Is set SELinux on the host to permissive.
rrdcached.log is 0 byte
in the npcd.log i found
[05-13-2023 00:45:58] NPCD: ERROR: Executed command exits with return code ‘2’
[05-13-2023 00:45:58] NPCD: ERROR: Command line was ‘/omd/sites/uni_oldenburg/lib/pnp4nagios/process_perfdata.pl -n -c /omd/sites/mysite/etc/pnp4nagios/process_perfdata.cfg -b /omd/sites/mysite/var/pnp4nagios/spool//perfdata.1683931445’
Output of “cmk --debug -vvn hostname”: (If it is a problem with checks or plugins)
=> Command not found
Can't locate lib.pm in @INC (you may need to install the lib module) (@INC contains: /omd/sites/mysite/local/lib/perl5/lib/perl5 /omd/sites/mysite/lib/perl5/lib/perl5/x86_64-linux-thread-multi /omd/sites/mysite/lib/perl5/lib/perl5 /usr/local/lib64/perl5/5.32 /usr/local/share/perl5/5.32 /usr/lib64/perl5/vendor_perl /usr/share/perl5/vendor_perl /usr/lib64/perl5 /usr/share/perl5) at /omd/sites/mysite/lib/pnp4nagios/process_perfdata.pl line 20.
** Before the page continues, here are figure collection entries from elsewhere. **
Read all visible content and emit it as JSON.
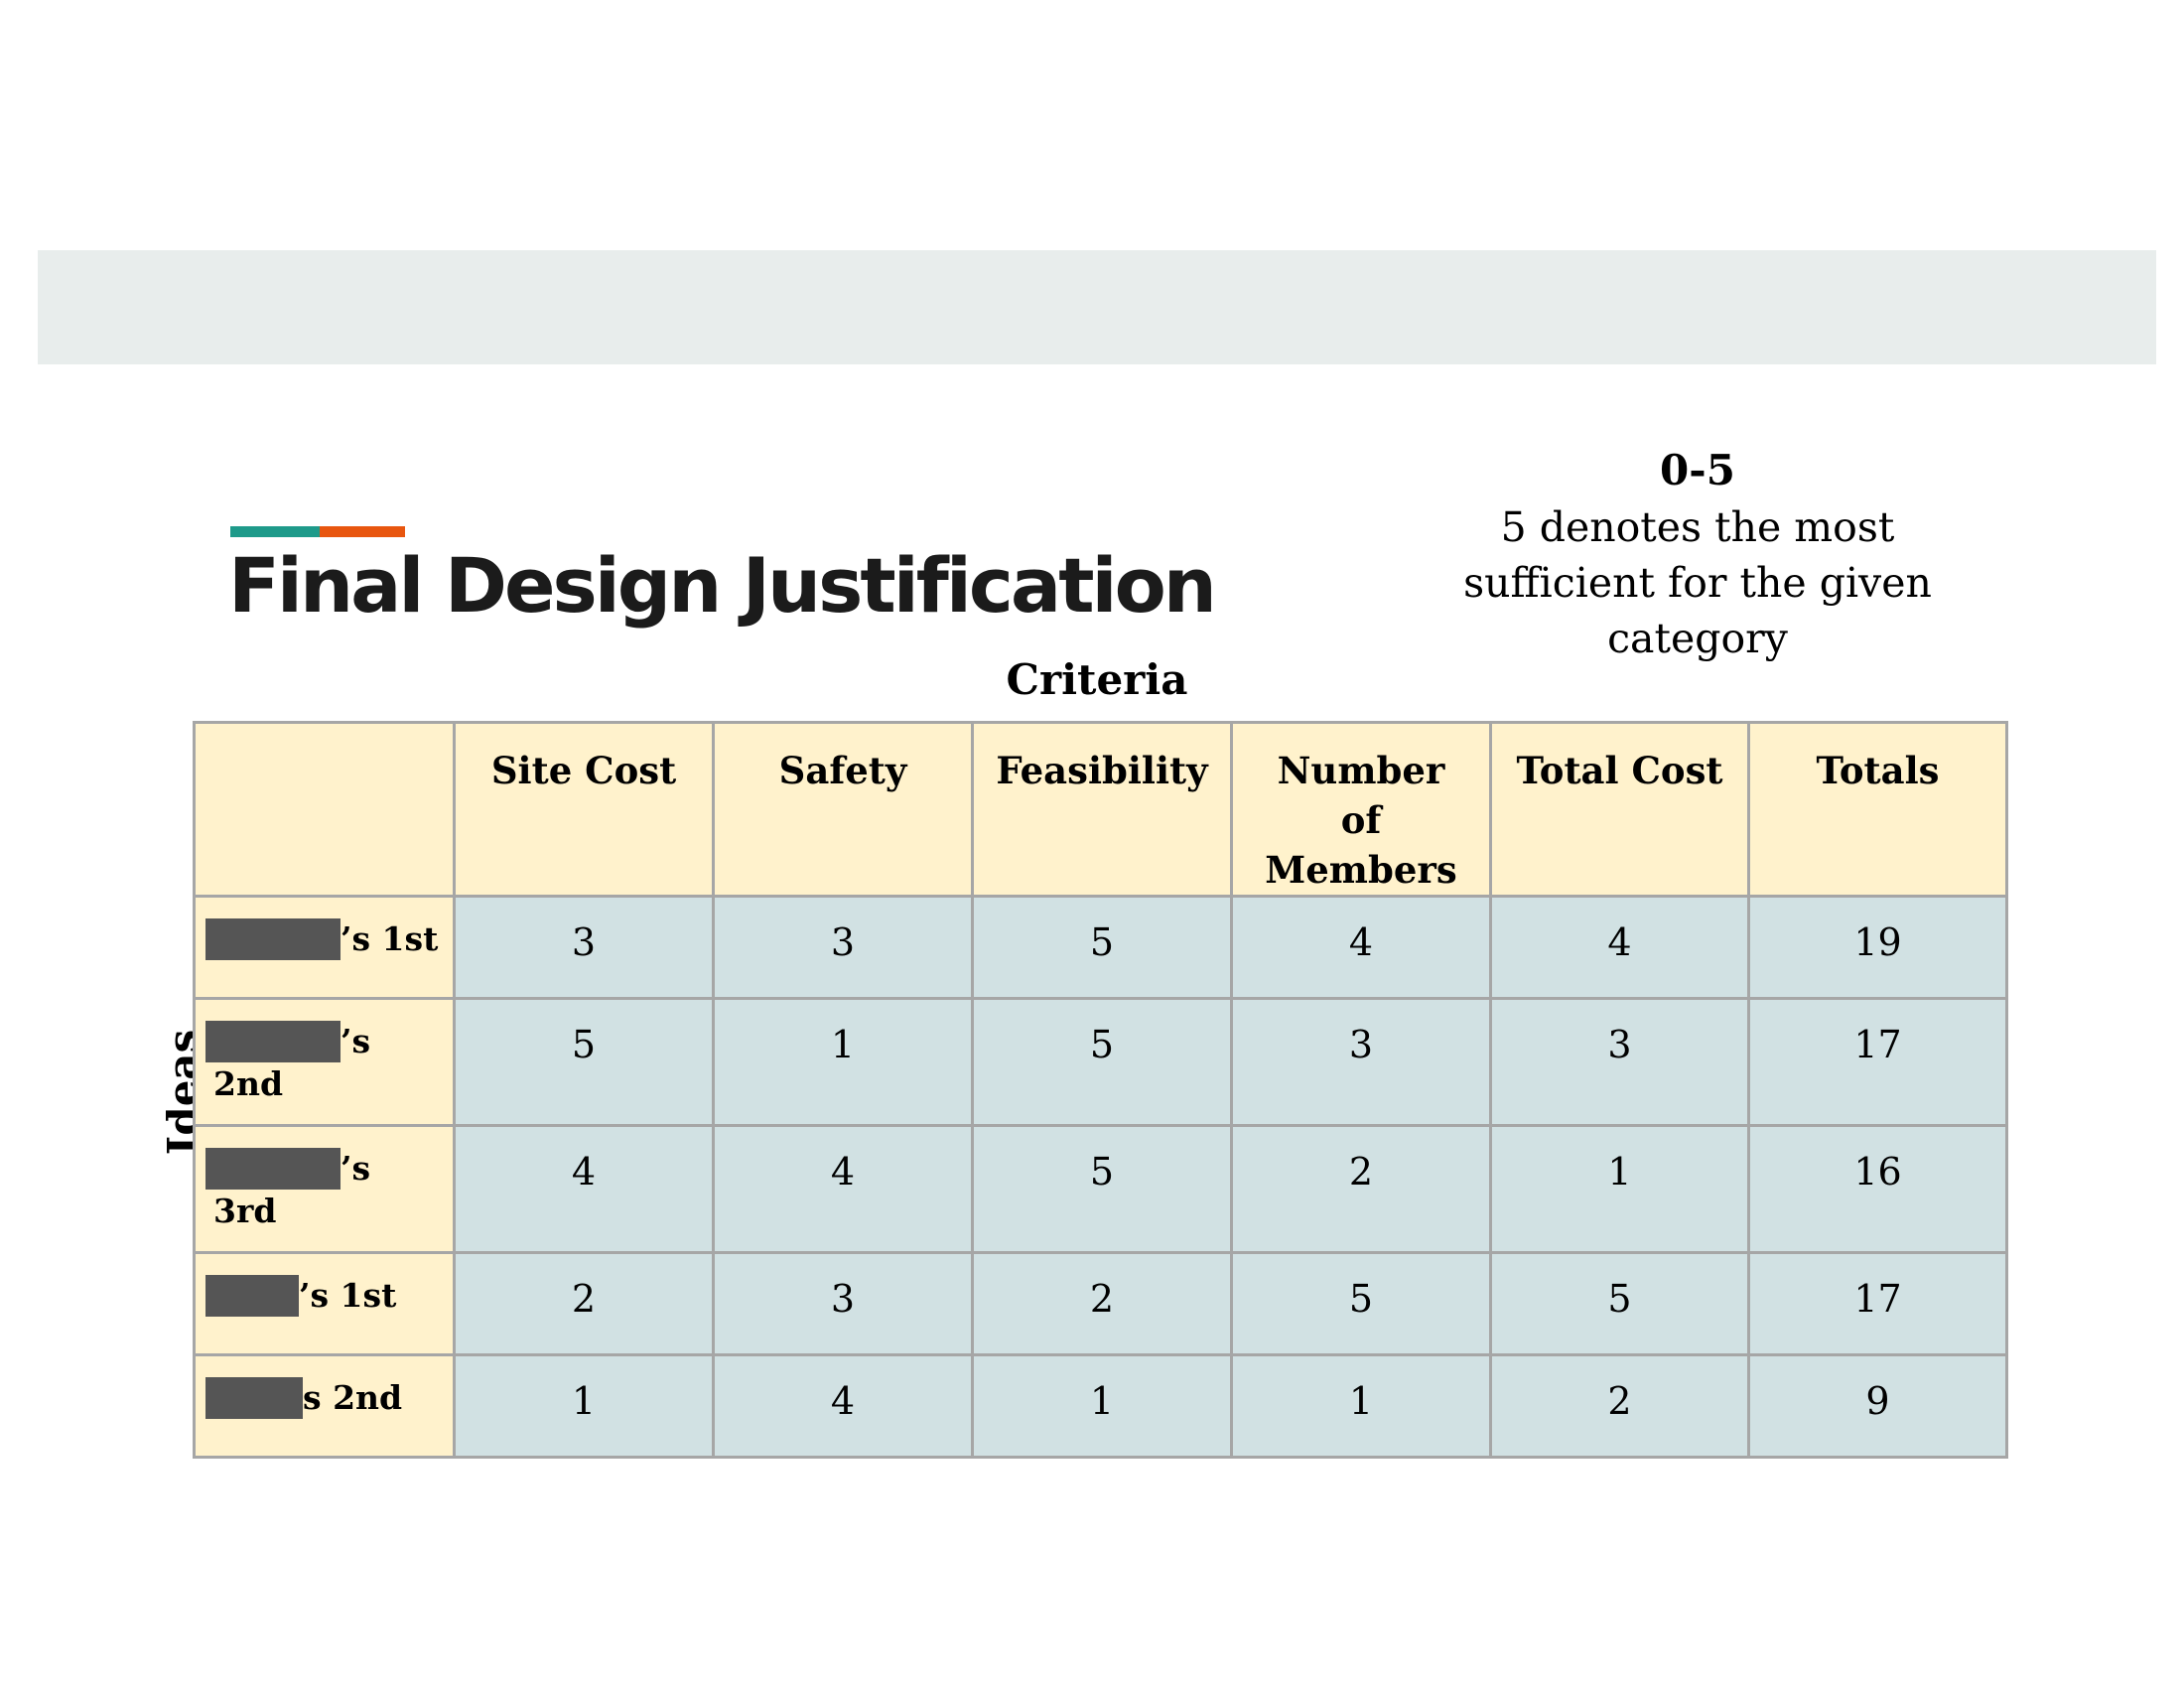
{
  "slide": {
    "title": "Final Design Justification",
    "scale_range": "0-5",
    "scale_note_lines": [
      "5 denotes the most",
      "sufficient for the given",
      "category"
    ],
    "criteria_label": "Criteria",
    "ideas_label": "Ideas",
    "colors": {
      "accent_teal": "#1e9a8a",
      "accent_orange": "#e8560f",
      "header_fill": "#fff2cc",
      "cell_fill": "#d1e1e3",
      "band": "#e8edec"
    }
  },
  "table": {
    "corner": "",
    "columns": [
      "Site Cost",
      "Safety",
      "Feasibility",
      "Number of Members",
      "Total Cost",
      "Totals"
    ],
    "rows": [
      {
        "label_line1": "’s 1st",
        "label_line2": "",
        "values": [
          "3",
          "3",
          "5",
          "4",
          "4",
          "19"
        ]
      },
      {
        "label_line1": "’s",
        "label_line2": "2nd",
        "values": [
          "5",
          "1",
          "5",
          "3",
          "3",
          "17"
        ]
      },
      {
        "label_line1": "’s",
        "label_line2": "3rd",
        "values": [
          "4",
          "4",
          "5",
          "2",
          "1",
          "16"
        ]
      },
      {
        "label_line1": "’s 1st",
        "label_line2": "",
        "values": [
          "2",
          "3",
          "2",
          "5",
          "5",
          "17"
        ]
      },
      {
        "label_line1": "s 2nd",
        "label_line2": "",
        "values": [
          "1",
          "4",
          "1",
          "1",
          "2",
          "9"
        ]
      }
    ]
  }
}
BEGIN failed--compilation aborted at /omd/sites/mysite/lib/pnp4nagios/process_perfdata.pl line 20.
I created an internal ticket, so this will be fixed in a future release.
As there is a valid workaround, I think we should be good.
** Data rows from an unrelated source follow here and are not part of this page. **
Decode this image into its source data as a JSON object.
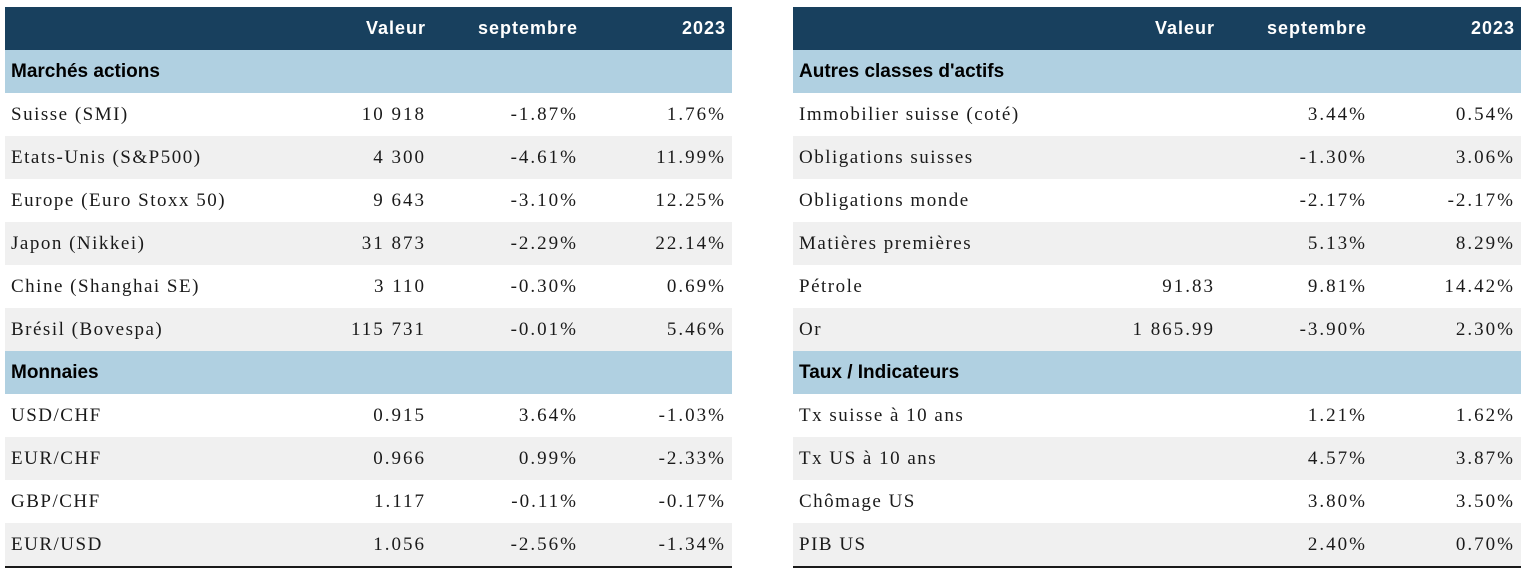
{
  "left_table": {
    "headers": [
      "",
      "Valeur",
      "septembre",
      "2023"
    ],
    "sections": [
      {
        "title": "Marchés actions",
        "rows": [
          {
            "label": "Suisse (SMI)",
            "valeur": "10 918",
            "septembre": "-1.87%",
            "y2023": "1.76%"
          },
          {
            "label": "Etats-Unis (S&P500)",
            "valeur": "4 300",
            "septembre": "-4.61%",
            "y2023": "11.99%"
          },
          {
            "label": "Europe (Euro Stoxx 50)",
            "valeur": "9 643",
            "septembre": "-3.10%",
            "y2023": "12.25%"
          },
          {
            "label": "Japon (Nikkei)",
            "valeur": "31 873",
            "septembre": "-2.29%",
            "y2023": "22.14%"
          },
          {
            "label": "Chine (Shanghai SE)",
            "valeur": "3 110",
            "septembre": "-0.30%",
            "y2023": "0.69%"
          },
          {
            "label": "Brésil (Bovespa)",
            "valeur": "115 731",
            "septembre": "-0.01%",
            "y2023": "5.46%"
          }
        ]
      },
      {
        "title": "Monnaies",
        "rows": [
          {
            "label": "USD/CHF",
            "valeur": "0.915",
            "septembre": "3.64%",
            "y2023": "-1.03%"
          },
          {
            "label": "EUR/CHF",
            "valeur": "0.966",
            "septembre": "0.99%",
            "y2023": "-2.33%"
          },
          {
            "label": "GBP/CHF",
            "valeur": "1.117",
            "septembre": "-0.11%",
            "y2023": "-0.17%"
          },
          {
            "label": "EUR/USD",
            "valeur": "1.056",
            "septembre": "-2.56%",
            "y2023": "-1.34%"
          }
        ]
      }
    ]
  },
  "right_table": {
    "headers": [
      "",
      "Valeur",
      "septembre",
      "2023"
    ],
    "sections": [
      {
        "title": "Autres classes d'actifs",
        "rows": [
          {
            "label": "Immobilier suisse (coté)",
            "valeur": "",
            "septembre": "3.44%",
            "y2023": "0.54%"
          },
          {
            "label": "Obligations suisses",
            "valeur": "",
            "septembre": "-1.30%",
            "y2023": "3.06%"
          },
          {
            "label": "Obligations monde",
            "valeur": "",
            "septembre": "-2.17%",
            "y2023": "-2.17%"
          },
          {
            "label": "Matières premières",
            "valeur": "",
            "septembre": "5.13%",
            "y2023": "8.29%"
          },
          {
            "label": "Pétrole",
            "valeur": "91.83",
            "septembre": "9.81%",
            "y2023": "14.42%"
          },
          {
            "label": "Or",
            "valeur": "1 865.99",
            "septembre": "-3.90%",
            "y2023": "2.30%"
          }
        ]
      },
      {
        "title": "Taux / Indicateurs",
        "rows": [
          {
            "label": "Tx suisse à 10 ans",
            "valeur": "",
            "septembre": "1.21%",
            "y2023": "1.62%"
          },
          {
            "label": "Tx US à 10 ans",
            "valeur": "",
            "septembre": "4.57%",
            "y2023": "3.87%"
          },
          {
            "label": "Chômage US",
            "valeur": "",
            "septembre": "3.80%",
            "y2023": "3.50%"
          },
          {
            "label": "PIB US",
            "valeur": "",
            "septembre": "2.40%",
            "y2023": "0.70%"
          }
        ]
      }
    ]
  },
  "colors": {
    "header_bg": "#18405e",
    "section_bg": "#b0d0e1",
    "alt_row_bg": "#f0f0f0"
  }
}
Thanks for reporting this @florian.hanner and welcome to the community!
I had the RAW p27 in Oracle Linux 9 when I detected the issue (high cpu usage and graphs not being created), manual installation of perl-lib fixed the perfdata errors, graphs are getting created with punctual ERROR 7 appearing in logs, the only issue we see is the var/rrdcached/ directory getting full of rrd.journal.* files.
None of the following reconfigurations have worked for processing the “stale” journal files: A flush rrd via the socket, update to latest omd, fine tune the related config files -updating timeouts, load thresholds-, upgrade vcpus from 4 to 6 (120 hosts, 2400 checks).
This behavior only happens in the 2.x version, same configurations in 1.6.0p24.cre work as expected (graphs created, only a couple of rrd journal files) with quite lower CPU, memory and IO usage (in 2.x service check performance jumps from 2 to 33 seconds without a clear reason).
Strangly enough, restarting the omd.service via systemctl restart omd.service fixed the rddcached issue. Restarting only the instance did not process previous journal files nor generated graphs.